After years of courtroom drama and community division, Nantucket voters have given short-term rentals the green light — no strings attached.
At a packed Special Town Meeting on Tuesday, residents voted 1,045 to 421 to adopt Article 1, a citizen petition classifying short-term rentals as a principal use under local zoning, the Inquirer and Mirror reported. The measure, sponsored by charter fishing captain Brian Borgeson, effectively legalizes rentals of any length in all residential districts.
The move comes after a state Land Court ruling earlier this year that cast doubt on the legality of owner-absent short-term rentals under 31 days.
The vote marks a major win for property owners and the island’s tourism economy and a setback for neighborhood activists who spent years pressing for tighter limits.
A competing proposal backed by the Select Board and Planning Board chair Dave Iverson, which would have treated short-term rentals as an accessory use with caps on rental nights and turnovers, was shelved after the first article’s passage.
“The community overwhelmingly spoke,” Iverson said after the vote, acknowledging the defeat of Article 2. Borgeson, meanwhile, called the result “for the people of Nantucket.”
The meeting drew more than 1,400 voters — one of the largest turnouts in island history — filling the high school auditorium and overflow gym. The measure passed swiftly, capping years of legal wrangling that often pitted full-time residents against seasonal landlords and investors.
Supporters argued that rentals are vital to sustaining Nantucket’s visitor-driven economy and to helping locals cover high living costs.
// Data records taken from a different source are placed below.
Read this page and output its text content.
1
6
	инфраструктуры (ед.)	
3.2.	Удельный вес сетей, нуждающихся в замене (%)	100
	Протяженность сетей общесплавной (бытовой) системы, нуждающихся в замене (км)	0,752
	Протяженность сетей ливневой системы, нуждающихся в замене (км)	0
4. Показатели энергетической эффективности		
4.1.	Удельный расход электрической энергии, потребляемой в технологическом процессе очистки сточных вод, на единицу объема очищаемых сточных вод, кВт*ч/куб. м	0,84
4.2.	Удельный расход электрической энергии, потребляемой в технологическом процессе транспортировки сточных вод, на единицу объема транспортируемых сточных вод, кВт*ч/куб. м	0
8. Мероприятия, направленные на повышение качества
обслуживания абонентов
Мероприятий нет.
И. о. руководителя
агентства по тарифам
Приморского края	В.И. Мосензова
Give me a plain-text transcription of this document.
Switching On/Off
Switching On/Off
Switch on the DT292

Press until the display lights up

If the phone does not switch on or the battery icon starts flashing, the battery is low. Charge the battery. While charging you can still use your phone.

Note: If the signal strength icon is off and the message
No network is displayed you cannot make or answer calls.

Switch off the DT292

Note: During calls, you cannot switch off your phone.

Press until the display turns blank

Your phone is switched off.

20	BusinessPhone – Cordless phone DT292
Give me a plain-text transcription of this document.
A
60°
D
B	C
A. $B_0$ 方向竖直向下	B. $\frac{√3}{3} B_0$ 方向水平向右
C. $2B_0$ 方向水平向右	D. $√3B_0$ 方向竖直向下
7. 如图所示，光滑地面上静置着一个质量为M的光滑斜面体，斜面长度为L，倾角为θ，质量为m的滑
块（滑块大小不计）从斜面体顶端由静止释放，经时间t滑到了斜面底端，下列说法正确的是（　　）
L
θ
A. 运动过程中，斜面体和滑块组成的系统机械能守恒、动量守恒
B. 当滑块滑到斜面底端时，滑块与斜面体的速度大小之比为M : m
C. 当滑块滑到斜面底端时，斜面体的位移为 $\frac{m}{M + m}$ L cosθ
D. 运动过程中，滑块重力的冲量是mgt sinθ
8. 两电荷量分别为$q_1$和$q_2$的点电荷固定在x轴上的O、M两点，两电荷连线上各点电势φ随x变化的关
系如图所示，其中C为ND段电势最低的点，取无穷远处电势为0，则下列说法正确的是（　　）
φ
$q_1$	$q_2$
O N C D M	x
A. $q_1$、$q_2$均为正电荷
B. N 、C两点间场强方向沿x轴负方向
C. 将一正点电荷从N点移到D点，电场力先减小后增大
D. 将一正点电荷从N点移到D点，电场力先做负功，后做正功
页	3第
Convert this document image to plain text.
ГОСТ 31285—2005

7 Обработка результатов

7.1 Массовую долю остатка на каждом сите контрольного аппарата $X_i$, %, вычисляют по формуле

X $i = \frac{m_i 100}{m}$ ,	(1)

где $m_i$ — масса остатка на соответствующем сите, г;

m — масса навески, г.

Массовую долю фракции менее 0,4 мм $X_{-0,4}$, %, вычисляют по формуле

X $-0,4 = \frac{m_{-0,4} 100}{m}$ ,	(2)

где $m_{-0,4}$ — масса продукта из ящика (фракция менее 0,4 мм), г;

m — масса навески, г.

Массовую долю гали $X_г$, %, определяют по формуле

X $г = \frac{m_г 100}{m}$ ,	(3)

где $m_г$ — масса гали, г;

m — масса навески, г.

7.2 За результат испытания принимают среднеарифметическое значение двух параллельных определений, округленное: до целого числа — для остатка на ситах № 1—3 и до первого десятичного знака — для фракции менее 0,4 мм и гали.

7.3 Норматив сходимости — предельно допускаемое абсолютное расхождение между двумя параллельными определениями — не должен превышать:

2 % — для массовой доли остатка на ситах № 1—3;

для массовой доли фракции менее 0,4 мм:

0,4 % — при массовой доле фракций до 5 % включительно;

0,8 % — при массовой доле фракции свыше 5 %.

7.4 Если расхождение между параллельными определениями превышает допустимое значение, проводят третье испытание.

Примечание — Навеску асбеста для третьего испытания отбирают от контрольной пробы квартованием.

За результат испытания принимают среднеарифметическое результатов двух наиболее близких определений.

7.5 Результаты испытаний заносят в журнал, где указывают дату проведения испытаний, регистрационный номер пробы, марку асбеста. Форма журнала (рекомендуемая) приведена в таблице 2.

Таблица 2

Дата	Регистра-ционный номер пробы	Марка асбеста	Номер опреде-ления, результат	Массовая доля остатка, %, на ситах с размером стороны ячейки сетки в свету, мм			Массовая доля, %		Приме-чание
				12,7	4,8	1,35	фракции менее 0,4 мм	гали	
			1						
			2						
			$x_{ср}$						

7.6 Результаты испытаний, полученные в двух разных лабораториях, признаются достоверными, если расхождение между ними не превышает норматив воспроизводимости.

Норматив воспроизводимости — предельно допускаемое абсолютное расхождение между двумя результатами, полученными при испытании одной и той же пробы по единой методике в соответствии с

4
Opponents warned that unrestricted rentals would invite off-island investors to turn homes into “mini hotels,” accelerating the island’s affordability crisis and eroding community character.
For now, the zoning language provides legal certainty for island homeowners and hosts, though it leaves open the possibility of future regulation through general bylaws.
Whether voters have truly put the issue to rest remains to be seen, but as Borgeson put it Tuesday night, “We don’t have to argue about this again.”